Center for Biosensors and Bioelectronics, The Biodesign Institute, Arizona State University , Tempe, Arizona 85287, United States.
School of Electrical, Computer and Energy Engineering, Arizona State University , Tempe, Arizona 85287, United States.
ACS Nano. 2016 Jan 26;10(1):845-52. doi: 10.1021/acsnano.5b05944. Epub 2015 Dec 8.
Antimicrobial susceptibility tests (ASTs) are important for confirming susceptibility to empirical antibiotics and detecting resistance in bacterial isolates. Currently, most ASTs performed in clinical microbiology laboratories are based on bacterial culturing, which take days to complete for slowly growing microorganisms. A faster AST will reduce morbidity and mortality rates and help healthcare providers administer narrow spectrum antibiotics at the earliest possible treatment stage. We report the development of a nonculture-based AST using a plasmonic imaging and tracking (PIT) technology. We track the motion of individual bacterial cells tethered to a surface with nanometer (nm) precision and correlate the phenotypic motion with bacterial metabolism and antibiotic action. We show that antibiotic action significantly slows down bacterial motion, which can be quantified for development of a rapid phenotypic-based AST.

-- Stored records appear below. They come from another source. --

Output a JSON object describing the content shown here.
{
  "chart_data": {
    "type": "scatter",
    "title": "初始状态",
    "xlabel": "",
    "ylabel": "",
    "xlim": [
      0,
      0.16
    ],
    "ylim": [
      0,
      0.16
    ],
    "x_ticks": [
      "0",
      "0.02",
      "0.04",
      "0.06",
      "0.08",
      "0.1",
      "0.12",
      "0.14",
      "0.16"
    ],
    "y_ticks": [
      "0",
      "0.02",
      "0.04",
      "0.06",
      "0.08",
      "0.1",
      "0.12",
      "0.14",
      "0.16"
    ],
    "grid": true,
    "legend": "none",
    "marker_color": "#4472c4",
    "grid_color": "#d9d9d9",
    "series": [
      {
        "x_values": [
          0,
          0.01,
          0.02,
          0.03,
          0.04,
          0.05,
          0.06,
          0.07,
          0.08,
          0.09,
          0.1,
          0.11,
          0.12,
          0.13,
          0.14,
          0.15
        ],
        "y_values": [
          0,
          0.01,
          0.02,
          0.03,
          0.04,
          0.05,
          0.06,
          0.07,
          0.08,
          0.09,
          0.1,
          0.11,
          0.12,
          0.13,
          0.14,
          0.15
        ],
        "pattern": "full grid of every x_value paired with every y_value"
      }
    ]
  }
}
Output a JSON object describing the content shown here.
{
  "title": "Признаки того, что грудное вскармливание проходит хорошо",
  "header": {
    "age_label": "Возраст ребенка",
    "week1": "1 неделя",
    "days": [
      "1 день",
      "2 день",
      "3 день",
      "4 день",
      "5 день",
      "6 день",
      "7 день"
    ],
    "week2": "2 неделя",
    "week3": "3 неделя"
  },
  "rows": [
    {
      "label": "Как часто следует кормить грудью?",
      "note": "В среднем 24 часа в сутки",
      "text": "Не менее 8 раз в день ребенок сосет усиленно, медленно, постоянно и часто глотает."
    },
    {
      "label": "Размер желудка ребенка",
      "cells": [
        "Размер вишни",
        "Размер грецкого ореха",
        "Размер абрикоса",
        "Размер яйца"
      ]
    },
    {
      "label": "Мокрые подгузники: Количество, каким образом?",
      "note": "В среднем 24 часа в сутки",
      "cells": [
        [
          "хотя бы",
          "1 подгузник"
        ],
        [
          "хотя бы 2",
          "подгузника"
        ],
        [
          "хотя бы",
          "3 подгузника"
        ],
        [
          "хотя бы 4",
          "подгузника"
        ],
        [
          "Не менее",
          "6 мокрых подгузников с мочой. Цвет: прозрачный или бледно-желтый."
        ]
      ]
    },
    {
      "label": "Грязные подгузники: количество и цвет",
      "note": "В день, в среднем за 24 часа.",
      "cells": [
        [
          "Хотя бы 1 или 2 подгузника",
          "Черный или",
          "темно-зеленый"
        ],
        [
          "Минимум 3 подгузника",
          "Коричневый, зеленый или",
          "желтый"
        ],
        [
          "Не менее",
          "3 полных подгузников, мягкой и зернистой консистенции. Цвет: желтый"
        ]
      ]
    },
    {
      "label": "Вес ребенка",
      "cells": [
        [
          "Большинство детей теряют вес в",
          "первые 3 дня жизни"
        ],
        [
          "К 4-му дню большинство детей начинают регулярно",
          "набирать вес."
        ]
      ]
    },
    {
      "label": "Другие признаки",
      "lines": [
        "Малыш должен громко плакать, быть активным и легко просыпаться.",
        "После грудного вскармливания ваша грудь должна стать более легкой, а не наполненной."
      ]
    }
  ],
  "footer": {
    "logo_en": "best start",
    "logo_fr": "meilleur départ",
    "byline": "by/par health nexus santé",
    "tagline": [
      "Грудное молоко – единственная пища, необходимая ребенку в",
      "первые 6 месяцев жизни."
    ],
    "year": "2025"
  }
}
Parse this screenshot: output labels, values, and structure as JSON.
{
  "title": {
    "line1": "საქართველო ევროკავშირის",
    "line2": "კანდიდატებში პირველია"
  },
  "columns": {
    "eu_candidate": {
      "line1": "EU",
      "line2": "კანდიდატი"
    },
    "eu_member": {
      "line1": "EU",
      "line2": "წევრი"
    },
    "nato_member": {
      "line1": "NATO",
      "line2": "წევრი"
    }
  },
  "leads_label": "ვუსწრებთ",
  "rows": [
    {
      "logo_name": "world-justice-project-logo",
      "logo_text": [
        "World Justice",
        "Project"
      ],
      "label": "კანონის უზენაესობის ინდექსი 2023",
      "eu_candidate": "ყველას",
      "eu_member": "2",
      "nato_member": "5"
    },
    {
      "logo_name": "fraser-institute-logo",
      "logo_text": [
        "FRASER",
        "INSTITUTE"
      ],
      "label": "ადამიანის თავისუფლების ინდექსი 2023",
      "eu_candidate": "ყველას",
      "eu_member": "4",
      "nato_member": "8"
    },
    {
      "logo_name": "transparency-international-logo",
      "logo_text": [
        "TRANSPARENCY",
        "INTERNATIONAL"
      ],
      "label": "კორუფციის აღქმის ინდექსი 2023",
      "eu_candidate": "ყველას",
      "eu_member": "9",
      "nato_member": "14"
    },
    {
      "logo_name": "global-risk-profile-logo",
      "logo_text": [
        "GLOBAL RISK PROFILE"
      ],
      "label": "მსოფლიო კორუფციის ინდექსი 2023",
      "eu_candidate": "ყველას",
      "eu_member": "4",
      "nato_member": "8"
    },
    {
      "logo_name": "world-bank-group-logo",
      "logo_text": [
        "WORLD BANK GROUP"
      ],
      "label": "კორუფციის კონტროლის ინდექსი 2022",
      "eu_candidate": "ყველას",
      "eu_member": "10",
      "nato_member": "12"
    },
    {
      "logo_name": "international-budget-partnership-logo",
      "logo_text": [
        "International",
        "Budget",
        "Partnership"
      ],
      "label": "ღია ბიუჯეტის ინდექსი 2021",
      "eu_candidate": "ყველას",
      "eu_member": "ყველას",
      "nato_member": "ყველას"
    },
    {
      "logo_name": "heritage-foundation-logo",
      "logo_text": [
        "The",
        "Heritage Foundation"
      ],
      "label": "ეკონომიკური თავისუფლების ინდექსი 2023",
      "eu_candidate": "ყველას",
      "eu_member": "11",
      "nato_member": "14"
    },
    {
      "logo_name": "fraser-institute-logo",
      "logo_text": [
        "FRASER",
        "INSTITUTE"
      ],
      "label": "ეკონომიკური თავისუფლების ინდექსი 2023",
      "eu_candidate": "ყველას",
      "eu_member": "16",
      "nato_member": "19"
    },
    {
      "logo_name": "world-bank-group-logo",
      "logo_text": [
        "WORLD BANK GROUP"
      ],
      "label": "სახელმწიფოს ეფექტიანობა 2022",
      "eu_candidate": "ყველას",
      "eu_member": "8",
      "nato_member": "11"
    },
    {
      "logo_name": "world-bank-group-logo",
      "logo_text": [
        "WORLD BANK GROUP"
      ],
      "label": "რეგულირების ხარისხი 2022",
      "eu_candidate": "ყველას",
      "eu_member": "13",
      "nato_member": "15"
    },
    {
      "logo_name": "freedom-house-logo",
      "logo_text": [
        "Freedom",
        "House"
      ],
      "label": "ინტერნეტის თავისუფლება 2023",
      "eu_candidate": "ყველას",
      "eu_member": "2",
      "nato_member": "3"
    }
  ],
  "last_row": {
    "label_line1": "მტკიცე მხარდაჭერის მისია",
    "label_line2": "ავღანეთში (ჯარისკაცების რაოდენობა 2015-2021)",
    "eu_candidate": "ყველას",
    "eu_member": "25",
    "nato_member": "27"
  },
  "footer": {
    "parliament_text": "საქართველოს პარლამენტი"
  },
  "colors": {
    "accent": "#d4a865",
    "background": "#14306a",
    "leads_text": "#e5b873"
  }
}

抗菌药物敏感性测试(AST)对于确认经验性抗生素的敏感性和检测细菌分离物的耐药性非常重要。目前,临床微生物学实验室中进行的大多数 AST 都是基于细菌培养的,对于生长缓慢的微生物来说,这需要数天才能完成。更快的 AST 将降低发病率和死亡率,并帮助医疗保健提供者在最早的治疗阶段使用窄谱抗生素。我们报告了一种使用等离子体成像和跟踪(PIT)技术的非培养 AST 的开发。我们以纳米(nm)精度跟踪与表面连接的单个细菌细胞的运动,并将表型运动与细菌代谢和抗生素作用相关联。我们表明,抗生素作用会显著减缓细菌运动,这可以通过开发快速基于表型的 AST 来进行定量。